# Jasper Kyle Catapang - University of the Philippines Manila

# k-Nearest Neighbors Classification Algorithm Proposed Optimization
In pattern recognition, the k-nearest neighbors algorithm (k-NN) is a non-parametric method used for classification and regression. In both cases, the input consists of the k closest training examples in the feature space.

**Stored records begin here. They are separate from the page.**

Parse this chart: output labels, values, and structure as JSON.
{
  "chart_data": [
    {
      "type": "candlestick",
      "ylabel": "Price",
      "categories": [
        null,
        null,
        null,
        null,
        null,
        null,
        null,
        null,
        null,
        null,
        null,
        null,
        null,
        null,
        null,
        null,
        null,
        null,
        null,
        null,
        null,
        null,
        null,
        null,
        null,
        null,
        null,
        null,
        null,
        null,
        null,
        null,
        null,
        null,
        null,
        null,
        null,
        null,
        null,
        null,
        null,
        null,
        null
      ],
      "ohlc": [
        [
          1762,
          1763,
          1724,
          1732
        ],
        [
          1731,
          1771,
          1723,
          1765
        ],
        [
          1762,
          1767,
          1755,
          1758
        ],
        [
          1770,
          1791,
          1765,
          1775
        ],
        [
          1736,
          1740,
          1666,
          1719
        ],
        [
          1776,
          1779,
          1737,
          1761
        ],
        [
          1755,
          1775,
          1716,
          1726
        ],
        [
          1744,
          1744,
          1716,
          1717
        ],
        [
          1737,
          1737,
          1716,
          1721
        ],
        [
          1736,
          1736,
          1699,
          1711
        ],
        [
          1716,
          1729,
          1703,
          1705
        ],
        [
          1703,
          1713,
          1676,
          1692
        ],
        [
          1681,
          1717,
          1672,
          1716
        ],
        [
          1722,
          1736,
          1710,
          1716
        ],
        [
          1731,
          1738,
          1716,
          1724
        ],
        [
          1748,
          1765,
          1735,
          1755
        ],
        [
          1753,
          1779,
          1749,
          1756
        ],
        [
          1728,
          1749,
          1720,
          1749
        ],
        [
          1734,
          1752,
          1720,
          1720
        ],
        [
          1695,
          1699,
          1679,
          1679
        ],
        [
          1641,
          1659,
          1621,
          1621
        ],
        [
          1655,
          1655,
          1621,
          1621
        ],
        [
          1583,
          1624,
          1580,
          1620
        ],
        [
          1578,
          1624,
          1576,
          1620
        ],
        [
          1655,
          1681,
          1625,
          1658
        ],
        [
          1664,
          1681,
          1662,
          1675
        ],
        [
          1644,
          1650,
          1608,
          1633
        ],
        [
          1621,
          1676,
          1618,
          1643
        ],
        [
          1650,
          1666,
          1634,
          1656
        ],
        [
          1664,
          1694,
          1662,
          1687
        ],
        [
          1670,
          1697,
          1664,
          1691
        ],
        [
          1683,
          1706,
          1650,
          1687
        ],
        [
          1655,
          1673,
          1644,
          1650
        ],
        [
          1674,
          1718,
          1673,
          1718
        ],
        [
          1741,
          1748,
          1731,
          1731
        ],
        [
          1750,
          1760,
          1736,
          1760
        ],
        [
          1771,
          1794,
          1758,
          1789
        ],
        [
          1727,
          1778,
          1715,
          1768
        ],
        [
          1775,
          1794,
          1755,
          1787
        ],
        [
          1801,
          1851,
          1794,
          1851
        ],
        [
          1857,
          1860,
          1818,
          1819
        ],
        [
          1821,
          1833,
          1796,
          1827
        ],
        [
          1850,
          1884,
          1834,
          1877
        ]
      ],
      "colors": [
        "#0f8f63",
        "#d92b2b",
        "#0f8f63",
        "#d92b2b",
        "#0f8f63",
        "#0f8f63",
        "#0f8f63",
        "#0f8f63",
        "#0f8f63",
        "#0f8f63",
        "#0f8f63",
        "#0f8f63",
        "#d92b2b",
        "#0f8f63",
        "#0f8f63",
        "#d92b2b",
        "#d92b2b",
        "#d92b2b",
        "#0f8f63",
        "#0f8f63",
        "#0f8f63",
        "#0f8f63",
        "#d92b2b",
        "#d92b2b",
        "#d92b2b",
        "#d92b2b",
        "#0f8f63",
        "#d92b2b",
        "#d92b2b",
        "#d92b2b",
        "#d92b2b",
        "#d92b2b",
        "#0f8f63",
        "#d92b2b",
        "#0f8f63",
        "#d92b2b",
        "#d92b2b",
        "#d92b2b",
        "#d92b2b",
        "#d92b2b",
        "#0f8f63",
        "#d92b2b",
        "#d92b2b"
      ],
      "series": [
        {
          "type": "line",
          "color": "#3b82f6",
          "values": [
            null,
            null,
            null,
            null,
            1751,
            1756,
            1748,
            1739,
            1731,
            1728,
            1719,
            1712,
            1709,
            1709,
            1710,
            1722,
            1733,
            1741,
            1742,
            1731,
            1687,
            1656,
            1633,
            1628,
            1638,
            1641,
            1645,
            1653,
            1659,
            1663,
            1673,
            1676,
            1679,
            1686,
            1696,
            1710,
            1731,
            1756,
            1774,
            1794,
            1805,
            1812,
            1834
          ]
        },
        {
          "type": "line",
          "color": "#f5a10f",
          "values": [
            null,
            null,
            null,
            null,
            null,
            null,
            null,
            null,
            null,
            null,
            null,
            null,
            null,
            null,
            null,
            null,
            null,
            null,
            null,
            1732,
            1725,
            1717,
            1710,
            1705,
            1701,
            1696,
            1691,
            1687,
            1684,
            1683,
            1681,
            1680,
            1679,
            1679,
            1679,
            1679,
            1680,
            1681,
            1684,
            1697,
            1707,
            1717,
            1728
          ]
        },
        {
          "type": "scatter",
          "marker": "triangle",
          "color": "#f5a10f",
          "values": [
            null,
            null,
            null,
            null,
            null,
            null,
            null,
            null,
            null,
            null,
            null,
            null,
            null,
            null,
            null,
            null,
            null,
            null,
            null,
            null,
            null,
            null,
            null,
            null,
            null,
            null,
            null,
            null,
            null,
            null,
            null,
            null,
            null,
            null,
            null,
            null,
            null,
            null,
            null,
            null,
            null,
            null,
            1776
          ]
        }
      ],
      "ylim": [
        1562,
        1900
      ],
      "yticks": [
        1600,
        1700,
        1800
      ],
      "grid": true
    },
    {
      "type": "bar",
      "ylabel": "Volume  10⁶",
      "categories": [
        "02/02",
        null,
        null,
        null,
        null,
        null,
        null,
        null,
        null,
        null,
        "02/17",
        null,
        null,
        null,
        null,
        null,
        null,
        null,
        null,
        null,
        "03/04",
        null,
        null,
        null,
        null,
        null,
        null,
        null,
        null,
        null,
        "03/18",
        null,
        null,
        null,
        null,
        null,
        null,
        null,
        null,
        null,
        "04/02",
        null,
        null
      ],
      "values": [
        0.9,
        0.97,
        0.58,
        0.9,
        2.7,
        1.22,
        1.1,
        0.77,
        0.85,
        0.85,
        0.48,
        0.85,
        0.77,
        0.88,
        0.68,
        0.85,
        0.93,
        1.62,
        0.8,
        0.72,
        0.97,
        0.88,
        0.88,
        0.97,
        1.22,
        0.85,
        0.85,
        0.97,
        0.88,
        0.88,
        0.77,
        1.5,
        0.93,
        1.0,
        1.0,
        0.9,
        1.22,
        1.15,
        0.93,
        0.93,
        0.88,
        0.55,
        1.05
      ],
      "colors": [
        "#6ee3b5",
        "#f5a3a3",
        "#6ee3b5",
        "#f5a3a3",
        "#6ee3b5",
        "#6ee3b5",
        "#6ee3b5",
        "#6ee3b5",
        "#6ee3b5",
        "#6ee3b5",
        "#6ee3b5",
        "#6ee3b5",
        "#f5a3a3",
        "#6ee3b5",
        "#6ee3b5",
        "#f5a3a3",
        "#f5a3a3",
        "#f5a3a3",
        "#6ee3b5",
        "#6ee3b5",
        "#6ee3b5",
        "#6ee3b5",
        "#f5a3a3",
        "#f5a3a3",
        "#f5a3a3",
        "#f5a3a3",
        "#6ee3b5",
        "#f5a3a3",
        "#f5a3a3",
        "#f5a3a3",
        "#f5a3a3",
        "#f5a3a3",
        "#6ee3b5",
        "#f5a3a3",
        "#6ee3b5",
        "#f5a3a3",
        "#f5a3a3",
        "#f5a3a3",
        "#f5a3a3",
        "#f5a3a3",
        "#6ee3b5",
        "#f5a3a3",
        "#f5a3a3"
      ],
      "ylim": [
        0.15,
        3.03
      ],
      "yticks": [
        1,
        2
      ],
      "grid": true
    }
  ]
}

In the k-nearest neighbor algorithm (k-NN), the determination of classes for test instances is usually performed via
a majority vote system, which may ignore the similarities among data. In this research, the researcher proposes an approach to
fine-tune the selection of neighbors to be passed to the majority vote system through the construction of a random n-dimensional
hyperstructure around the test instance by introducing a new threshold parameter. The accuracy of the proposed k-NN algorithm is 85.71%, while the accuracy of the conventional k-NN algorithm is 80.95%, when performed on the Haberman’s Cancer Survival dataset—and 94.44% for the proposed k-NN algorithm, compared to the conventional’s 88.89% accuracy score on the Seeds dataset. The proposed k-NN algorithm is also on par with the conventional support vector machine algorithm accuracy, even on the Banknote Authentication and Iris datasets, even surpassing the accuracy of support vector machine on the Seeds dataset.

## Pre-processing

In [1]:
# Importing the library
import pandas as pd
from sklearn.model_selection import train_test_split
from sklearn.preprocessing import StandardScaler, LabelEncoder
from sklearn.neighbors import KNeighborsClassifier
from sklearn.metrics import accuracy_score
from sklearn.model_selection import cross_val_score
import matplotlib.pyplot as plt
import numpy as np
from statistics import mean
import sys
import warnings

if not sys.warnoptions:
    warnings.simplefilter("ignore")

In [2]:
# Importing the dataset
dataset = pd.read_csv('iris.txt')
dataset = dataset.apply(LabelEncoder().fit_transform)

In [3]:
dataset.describe().T

Unnamed: 0,count,mean,std,min,25%,50%,75%,max
sepal_length,150.0,15.386667,8.175743,0.0,8.0,15.0,21.0,34.0
sepal_width,150.0,9.573333,4.323103,0.0,7.0,9.0,12.0,22.0
petal_length,150.0,18.193333,11.656549,0.0,6.0,19.5,27.0,42.0
petal_width,150.0,8.993333,6.396829,0.0,2.0,9.0,14.0,21.0
class,150.0,1.0,0.819232,0.0,0.0,1.0,2.0,2.0


In [4]:
dimensions = dataset.shape[1]
# Splitting the dataset in independent and dependent variables
X = dataset.iloc[:,:dimensions].values #first n columns are the features
y = dataset.iloc[:,-1].values #last column is the label

In [5]:
# Splitting the dataset into the training set and test set
test_size = 0.20
X_train, X_test, y_train, y_test = train_test_split(X, y, test_size = test_size)

In [6]:
# Feature scaling to bring the variable in a single scale
sc = StandardScaler()
X_train = sc.fit_transform(X_train)
X_test = sc.transform(X_test)
print(len(X_train), len(X_test))

120 30


## Model selection, k-fold cross-validation, and fitting of the conventional model
Cross-validation is commonly used in applied machine learning to compare and select a model for a given predictive modeling problem because it is easy to understand, easy to implement, and results in skill estimates that generally have a lower bias than other methods.

In [7]:
# Creating list of K for KNN
k_list = list(range(1,20,2))
k_list = [5]
# Creating list of cv scores
cv_scores = []
k_val_scores = []

# Perform 5-fold cross validation
for k in k_list:
    knn = KNeighborsClassifier(n_neighbors=k)
    knn.fit(X_train, y_train)
    y_pred = knn.predict(X_test)
    #print(k, y_test, y_pred)
    score = accuracy_score(y_test, y_pred)
    cv_scores.append(score)
    k_val_scores.append(k)
print("Conventional's mean accuracy: ", max(cv_scores), ", k value:", k_val_scores[cv_scores.index(max(cv_scores))])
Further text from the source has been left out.